Throughout the day, I get countless urgent requests: I need help going to the bathroom, get me a snack, sign my planner, get me that toy, I need this washed, can you help me . . . the list goes on and on. These requests often come at a time when I am already trying to do ten other things, so I often say, “just a minute” to buy me a little time. Though I say that I will get to the task in just a minute, it very rarely turns out that way. It may be five minutes, twenty minutes, or sometimes several hours before I actually get to it. By that time, whoever made the urgent request begins to feel like a minute is actually forever. It makes sense that a toddler or preschooler has a hard time grasping the difference between seconds, minutes, hours, or even days—at least in my house.
This idea of timing has been on my mind a lot lately. Sometimes I feel like God is saying “just a minute” to me. I’ve got a little project I’ve been working on. Originally, my plan was to have this done by Christmas; then, because of circumstances beyond my control, it was pushed to January. More circumstances, more time, and now I think it should finally be ready by the first week of February. I get frustrated when things don’t work out when I want them to, when I have an urgent request and God says, “Just a minute.”
A few recent tragedies have also left me thinking about timing. Cancer and car accidents have taken people from our area before we were ready to let them go. My little sister’s 22nd birthday would have been this month, but Kallie died in a car accident when she was only 13. When things like this happen, we often think the ones we love are taken from this world too early; we want “just a minute” more.
I guess the concept of time that my little ones struggle with is difficult for me, too. As I’ve been reading in John, the Lord’s been teaching me that time is not about my perspective but instead His.

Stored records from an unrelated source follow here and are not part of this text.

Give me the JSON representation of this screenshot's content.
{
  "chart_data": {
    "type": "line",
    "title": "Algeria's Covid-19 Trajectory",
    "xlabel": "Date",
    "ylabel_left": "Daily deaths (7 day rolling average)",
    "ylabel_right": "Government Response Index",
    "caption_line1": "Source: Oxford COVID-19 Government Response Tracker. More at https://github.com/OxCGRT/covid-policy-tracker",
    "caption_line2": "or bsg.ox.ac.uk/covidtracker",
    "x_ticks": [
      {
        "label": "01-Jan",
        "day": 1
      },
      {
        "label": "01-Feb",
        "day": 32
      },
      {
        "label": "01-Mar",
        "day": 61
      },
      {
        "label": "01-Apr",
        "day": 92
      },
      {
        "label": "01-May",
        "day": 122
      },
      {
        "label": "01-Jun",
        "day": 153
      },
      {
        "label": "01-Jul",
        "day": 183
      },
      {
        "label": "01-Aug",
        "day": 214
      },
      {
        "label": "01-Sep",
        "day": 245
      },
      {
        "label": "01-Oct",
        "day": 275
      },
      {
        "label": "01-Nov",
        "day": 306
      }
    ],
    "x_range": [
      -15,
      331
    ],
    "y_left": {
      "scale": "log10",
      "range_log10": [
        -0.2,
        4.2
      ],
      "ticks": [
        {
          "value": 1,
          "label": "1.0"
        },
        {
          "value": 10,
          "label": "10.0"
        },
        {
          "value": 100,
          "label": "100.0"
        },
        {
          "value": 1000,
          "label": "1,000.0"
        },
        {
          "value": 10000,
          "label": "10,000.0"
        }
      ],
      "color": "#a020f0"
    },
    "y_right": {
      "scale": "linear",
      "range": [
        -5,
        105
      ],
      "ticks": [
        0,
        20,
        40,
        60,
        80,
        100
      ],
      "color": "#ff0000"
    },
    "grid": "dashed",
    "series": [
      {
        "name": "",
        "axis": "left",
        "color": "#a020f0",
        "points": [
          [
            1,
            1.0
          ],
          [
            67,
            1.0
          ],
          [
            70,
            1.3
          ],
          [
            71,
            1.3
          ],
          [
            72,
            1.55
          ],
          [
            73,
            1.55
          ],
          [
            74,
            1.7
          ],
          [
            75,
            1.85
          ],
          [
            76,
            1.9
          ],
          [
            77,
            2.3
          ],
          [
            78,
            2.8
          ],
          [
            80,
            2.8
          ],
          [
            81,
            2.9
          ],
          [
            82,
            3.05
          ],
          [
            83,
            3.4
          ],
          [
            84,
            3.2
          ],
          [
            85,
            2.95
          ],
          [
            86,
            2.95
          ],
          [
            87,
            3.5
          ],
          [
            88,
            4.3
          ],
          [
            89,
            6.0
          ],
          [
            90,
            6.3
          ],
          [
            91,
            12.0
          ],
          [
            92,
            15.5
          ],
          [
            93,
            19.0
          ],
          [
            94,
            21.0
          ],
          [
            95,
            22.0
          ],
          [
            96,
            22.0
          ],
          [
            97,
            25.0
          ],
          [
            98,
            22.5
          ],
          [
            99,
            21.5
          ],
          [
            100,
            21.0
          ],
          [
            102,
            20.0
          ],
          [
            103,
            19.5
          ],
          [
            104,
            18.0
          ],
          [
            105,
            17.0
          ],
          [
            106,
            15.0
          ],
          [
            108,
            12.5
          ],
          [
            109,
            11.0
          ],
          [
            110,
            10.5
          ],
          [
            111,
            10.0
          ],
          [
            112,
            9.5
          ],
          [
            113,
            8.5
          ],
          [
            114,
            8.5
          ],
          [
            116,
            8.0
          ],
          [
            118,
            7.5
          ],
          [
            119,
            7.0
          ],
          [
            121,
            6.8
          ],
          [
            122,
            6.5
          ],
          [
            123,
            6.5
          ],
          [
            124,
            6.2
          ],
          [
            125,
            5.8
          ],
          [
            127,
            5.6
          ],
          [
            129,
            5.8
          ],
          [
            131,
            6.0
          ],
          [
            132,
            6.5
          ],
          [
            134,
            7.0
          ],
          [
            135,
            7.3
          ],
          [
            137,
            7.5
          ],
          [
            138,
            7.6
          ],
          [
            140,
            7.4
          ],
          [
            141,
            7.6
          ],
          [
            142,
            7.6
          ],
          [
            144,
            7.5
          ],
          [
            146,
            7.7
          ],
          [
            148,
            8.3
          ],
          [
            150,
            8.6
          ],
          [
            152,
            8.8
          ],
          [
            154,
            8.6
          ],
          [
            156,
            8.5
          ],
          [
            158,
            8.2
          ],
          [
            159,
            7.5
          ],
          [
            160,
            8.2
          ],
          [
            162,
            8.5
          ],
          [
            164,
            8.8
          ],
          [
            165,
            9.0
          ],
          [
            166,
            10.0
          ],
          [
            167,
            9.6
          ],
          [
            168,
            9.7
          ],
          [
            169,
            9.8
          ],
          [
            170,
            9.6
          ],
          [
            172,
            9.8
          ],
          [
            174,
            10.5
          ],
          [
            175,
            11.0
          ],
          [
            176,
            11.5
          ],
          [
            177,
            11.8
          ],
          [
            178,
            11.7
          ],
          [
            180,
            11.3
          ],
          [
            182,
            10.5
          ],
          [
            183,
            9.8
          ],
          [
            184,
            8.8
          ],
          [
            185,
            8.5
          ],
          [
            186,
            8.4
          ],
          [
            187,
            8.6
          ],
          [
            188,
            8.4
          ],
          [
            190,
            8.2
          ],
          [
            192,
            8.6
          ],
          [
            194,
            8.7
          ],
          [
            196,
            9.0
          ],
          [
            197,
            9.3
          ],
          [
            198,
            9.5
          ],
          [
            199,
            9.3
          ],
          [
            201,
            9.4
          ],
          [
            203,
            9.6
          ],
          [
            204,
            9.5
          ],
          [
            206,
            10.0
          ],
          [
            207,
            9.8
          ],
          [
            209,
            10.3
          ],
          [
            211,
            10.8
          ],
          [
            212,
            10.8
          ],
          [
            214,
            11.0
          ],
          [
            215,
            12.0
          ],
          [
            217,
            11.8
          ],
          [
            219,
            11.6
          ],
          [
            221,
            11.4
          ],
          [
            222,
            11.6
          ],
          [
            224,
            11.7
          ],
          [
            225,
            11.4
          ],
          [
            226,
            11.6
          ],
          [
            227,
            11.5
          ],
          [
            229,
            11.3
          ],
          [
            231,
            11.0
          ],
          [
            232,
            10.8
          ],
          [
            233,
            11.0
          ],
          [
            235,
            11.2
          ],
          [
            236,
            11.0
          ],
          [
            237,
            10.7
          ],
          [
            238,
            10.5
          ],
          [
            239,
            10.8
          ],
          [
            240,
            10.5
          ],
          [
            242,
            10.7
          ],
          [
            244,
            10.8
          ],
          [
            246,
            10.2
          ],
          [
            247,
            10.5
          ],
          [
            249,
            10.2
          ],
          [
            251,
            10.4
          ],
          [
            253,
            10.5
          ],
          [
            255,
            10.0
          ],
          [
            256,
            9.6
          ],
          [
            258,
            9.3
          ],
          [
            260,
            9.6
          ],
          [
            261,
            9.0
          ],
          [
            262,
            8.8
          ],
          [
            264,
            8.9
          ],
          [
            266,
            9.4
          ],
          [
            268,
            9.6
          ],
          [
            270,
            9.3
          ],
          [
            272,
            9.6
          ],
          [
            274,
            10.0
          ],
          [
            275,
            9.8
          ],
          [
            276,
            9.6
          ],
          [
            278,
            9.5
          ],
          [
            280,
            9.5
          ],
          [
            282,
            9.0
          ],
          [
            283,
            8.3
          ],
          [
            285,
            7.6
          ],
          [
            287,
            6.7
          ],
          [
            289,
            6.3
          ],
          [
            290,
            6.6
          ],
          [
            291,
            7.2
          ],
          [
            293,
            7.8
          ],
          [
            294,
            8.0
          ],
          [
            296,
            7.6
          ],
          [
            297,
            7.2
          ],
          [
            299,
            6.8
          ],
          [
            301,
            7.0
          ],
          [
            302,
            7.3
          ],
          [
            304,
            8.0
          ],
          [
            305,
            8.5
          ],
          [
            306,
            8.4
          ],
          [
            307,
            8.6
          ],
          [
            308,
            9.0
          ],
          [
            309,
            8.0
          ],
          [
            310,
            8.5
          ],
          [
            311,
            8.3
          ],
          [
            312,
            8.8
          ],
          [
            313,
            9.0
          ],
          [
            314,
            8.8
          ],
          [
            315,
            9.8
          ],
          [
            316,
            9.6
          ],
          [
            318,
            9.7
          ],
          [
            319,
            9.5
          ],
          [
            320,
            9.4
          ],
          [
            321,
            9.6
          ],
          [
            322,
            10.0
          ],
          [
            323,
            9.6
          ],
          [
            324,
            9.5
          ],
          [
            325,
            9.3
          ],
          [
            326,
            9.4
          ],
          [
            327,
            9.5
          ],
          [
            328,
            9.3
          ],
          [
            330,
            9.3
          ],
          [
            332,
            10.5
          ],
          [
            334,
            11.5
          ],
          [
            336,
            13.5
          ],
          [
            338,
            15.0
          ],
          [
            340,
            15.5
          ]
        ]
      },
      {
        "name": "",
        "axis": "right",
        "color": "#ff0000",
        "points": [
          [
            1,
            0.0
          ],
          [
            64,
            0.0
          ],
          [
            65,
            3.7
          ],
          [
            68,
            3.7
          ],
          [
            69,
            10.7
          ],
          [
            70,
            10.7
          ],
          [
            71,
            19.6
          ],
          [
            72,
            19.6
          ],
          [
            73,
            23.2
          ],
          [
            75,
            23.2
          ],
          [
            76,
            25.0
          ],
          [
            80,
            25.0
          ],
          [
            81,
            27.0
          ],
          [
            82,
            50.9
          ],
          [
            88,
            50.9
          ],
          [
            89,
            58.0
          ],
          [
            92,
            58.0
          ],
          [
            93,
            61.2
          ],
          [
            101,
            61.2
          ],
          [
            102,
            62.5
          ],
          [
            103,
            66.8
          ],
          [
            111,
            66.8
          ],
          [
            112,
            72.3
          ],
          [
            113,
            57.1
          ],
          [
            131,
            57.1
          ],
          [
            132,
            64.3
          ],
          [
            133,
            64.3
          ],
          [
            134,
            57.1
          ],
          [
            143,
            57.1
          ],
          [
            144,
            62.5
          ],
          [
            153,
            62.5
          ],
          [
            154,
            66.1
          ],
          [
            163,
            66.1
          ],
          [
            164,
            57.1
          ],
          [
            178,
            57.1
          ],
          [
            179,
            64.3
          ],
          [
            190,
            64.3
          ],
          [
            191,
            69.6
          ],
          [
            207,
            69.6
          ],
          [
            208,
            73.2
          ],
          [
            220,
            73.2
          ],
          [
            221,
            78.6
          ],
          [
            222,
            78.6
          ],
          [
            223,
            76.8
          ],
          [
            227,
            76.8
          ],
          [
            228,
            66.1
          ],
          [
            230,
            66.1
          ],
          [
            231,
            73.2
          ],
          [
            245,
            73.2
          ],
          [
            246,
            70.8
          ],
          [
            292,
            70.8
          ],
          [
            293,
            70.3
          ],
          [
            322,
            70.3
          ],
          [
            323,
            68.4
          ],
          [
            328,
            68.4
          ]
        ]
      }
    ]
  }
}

Jesus’s life was full of controversy with the Pharisees. They were constantly trying to catch Him red-handed in the act of violating their precious laws and rituals. When they did catch Him, they often had the opportunity to punish Him for the violations. In John 7, Jesus was in Judea teaching during the Jewish Festival of Tabernacles. The Pharisees were disturbed by Jesus’s teaching and argued about whether He was the Messiah. Verse 30 says, “At this they tried to seize him, but no one laid a hand on him, because his hour had not yet come” (emphasis mine).
On the last day of the festival, Jesus was again teaching and “the chief priests and Pharisees sent temple guards to arrest him” (John 7:32). Later, though, we read, “Some wanted to seize him, but no one laid a hand on him” (John 7:44).
In John 8, Jesus is again trying to explain His identity and relationship with His Father in heaven. He tries to tell the Pharisees they are ignorant of His true identity and that they do not know Him or His Father who sent Him. “He spoke these words while teaching in the temple courts near the place where the offerings were put. Yet no one seized him, because his hour had not yet come” (John 8:20, emphasis mine).
Later, after more of Jesus’s testimony, the Jews were ready to punish Him for His claims of being sent by God, “At this, they picked up stones to stone him, but Jesus hid himself, slipping away from the temple grounds” (John 8:59).
I am not even halfway through the Gospel of John, and already several times Jesus was “just a minute” away from being arrested and put to death.
Though the Pharisees had all those opportunities, Jesus continued to live and teach among them. The timing wasn’t right for Jesus’s capture. God had already determined the exact moment when Judas would betray Jesus, the exact moment Pontius Pilate would wash his hands, the exact moment Christ’s hands and feet would be nailed to the cross, and the exact moment the Savior would take His last breath to pay for our sins.
Are you noticing a theme here? God knew the exact moment, and Jesus would not be captured one minute too early or one minute too late according to God’s will. Despite the many opportunities to capture Christ, God was saying, “just a minute” so that all things would work according to His plans.
This theme is true for our lives, too. God knows the exact moment my little project will be ready. He knew the exact moment my sister would take her last breath. He knows the exact moments in all of our lives. Sometimes we find ourselves impatiently asking him, “Lord when?” We can imagine Him responding with, “just a moment, my moment.” Then we must find a way to wait on the Lord’s timing and trust that His will will be completed at the exact moment He has determined. It’s hard. So many times we feel it’s too early or too late, but to our all-powerful, all-knowing Lord, it’s exactly the right moment.
Lord, help me trust in Your timing. Thank You for caring so much about me that You know what I need and the exact moment at which I need it. I want my life to be lived according to Your will and Your timing. Please help me be patient, help me to trust, help me to feel Your love.